Can Gut Microbes Can Boost the Motivation to Exercise?
In the study, the researchers found that differences in running performance within a large group of lab mice were largely attributable to the presence of certain gut bacterial species in the higher-performing animals.
AKA: there were a specific type of bacteria paying rent in the guts of 'high performing' rats that were not found in less-than-high-performing rats.
Penn Medicine's study on mice found that certain naturally produced substances in the gut-to-brain pathway (aka the vagus nerve) can indeed increase motivation to exercise. HOW?! Well, apparently these gut-dwelling bacteria "activate nerves in the gut to promote the desire to exercise.
You'll remember from "P" is for "PROBIOTICS" article that gut-bacteria are extremely helpful and vital to our mood and digestion ability. Recall that probiotics are living microorganisms naturally live in our bodies. They can also be found in foods like yogurt, kimchi, and sauerkraut.
These gut bacteria produce small molecules called metabolites. The researchers found that these metabolites were the cause of this exercise desire phenomenon: these metabolites actually stimulate sensory nerves in the gut to enhance activity in a motivation-controlling brain region during exercise.
How does the mechanism work?
Activation of these particular metabolites made by the gut-bacteria trigger dopamine release. We know that there is also an increase in dopamine during exercise...specifically in a brain region called the ventral striatum. For context, associate the striatum with reward and motivation. The researchers concluded that the extra dopamine in this region during exercise boosts performance by reinforcing the desire to exercise.

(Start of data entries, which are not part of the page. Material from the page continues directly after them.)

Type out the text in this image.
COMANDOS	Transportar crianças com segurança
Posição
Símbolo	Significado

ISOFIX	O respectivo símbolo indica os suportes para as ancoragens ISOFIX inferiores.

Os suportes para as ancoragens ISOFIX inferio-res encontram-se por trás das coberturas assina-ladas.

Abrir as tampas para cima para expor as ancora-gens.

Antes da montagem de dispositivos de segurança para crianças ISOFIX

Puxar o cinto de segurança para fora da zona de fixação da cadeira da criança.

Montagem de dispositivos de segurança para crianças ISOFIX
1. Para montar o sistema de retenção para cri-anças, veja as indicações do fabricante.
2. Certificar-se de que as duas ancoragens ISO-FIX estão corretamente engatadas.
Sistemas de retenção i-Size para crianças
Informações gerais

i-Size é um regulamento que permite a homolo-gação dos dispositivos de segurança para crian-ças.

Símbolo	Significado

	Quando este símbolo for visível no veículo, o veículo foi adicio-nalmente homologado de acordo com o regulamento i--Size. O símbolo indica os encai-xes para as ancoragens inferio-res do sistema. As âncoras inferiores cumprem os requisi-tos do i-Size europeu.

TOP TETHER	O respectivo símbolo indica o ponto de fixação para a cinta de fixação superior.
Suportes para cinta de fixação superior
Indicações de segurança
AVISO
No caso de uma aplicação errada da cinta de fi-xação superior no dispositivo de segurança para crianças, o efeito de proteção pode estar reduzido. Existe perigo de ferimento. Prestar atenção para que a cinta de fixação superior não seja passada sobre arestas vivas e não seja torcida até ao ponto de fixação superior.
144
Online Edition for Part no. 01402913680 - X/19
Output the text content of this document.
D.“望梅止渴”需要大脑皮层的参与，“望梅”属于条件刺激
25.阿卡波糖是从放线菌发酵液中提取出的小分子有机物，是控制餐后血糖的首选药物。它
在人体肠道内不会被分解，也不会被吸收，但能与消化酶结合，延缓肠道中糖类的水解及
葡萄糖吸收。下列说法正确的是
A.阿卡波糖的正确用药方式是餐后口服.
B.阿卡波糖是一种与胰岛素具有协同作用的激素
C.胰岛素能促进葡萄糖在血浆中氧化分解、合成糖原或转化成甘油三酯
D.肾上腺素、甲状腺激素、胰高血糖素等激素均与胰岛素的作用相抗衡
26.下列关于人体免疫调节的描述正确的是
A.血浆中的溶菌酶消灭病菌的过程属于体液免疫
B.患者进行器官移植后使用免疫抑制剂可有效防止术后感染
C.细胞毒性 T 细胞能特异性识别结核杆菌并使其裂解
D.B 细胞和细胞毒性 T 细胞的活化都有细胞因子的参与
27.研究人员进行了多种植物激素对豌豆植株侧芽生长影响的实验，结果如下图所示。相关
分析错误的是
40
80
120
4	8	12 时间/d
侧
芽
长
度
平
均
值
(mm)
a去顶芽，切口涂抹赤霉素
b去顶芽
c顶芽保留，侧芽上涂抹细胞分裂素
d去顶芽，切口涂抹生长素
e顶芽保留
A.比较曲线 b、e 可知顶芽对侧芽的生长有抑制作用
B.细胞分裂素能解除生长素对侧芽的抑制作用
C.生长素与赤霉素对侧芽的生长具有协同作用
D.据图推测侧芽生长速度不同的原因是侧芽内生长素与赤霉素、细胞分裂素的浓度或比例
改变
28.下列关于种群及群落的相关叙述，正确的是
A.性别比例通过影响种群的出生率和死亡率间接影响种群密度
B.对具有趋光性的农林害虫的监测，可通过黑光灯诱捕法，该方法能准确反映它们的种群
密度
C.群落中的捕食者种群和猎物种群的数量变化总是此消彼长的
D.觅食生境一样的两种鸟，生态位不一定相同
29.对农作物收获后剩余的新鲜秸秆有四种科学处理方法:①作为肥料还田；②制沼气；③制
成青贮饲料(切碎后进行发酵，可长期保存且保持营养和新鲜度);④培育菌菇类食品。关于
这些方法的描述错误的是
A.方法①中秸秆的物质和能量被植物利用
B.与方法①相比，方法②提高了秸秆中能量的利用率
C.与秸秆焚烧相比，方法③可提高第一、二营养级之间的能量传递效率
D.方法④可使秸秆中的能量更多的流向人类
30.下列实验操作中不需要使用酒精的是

What was assessed in the mice?
Running performance. The researchers assessed each mouse's running performance and "runners high" experience! They assumed genetics were going to play a large part in the performance...but were surprised to find that gut bacterial populations were actually the defining factor!! In fact, they observed that giving mice broad-spectrum antibiotics to get rid of their gut bacteria reduced the mice’s running performance by about half.
What does this all mean?
“If we can confirm the presence of a similar pathway in humans, it could offer an effective way to boost people’s levels of exercise to improve public health generally,” said study senior author Christoph Thaiss, PhD, an assistant professor of Microbiology at Penn Medicine.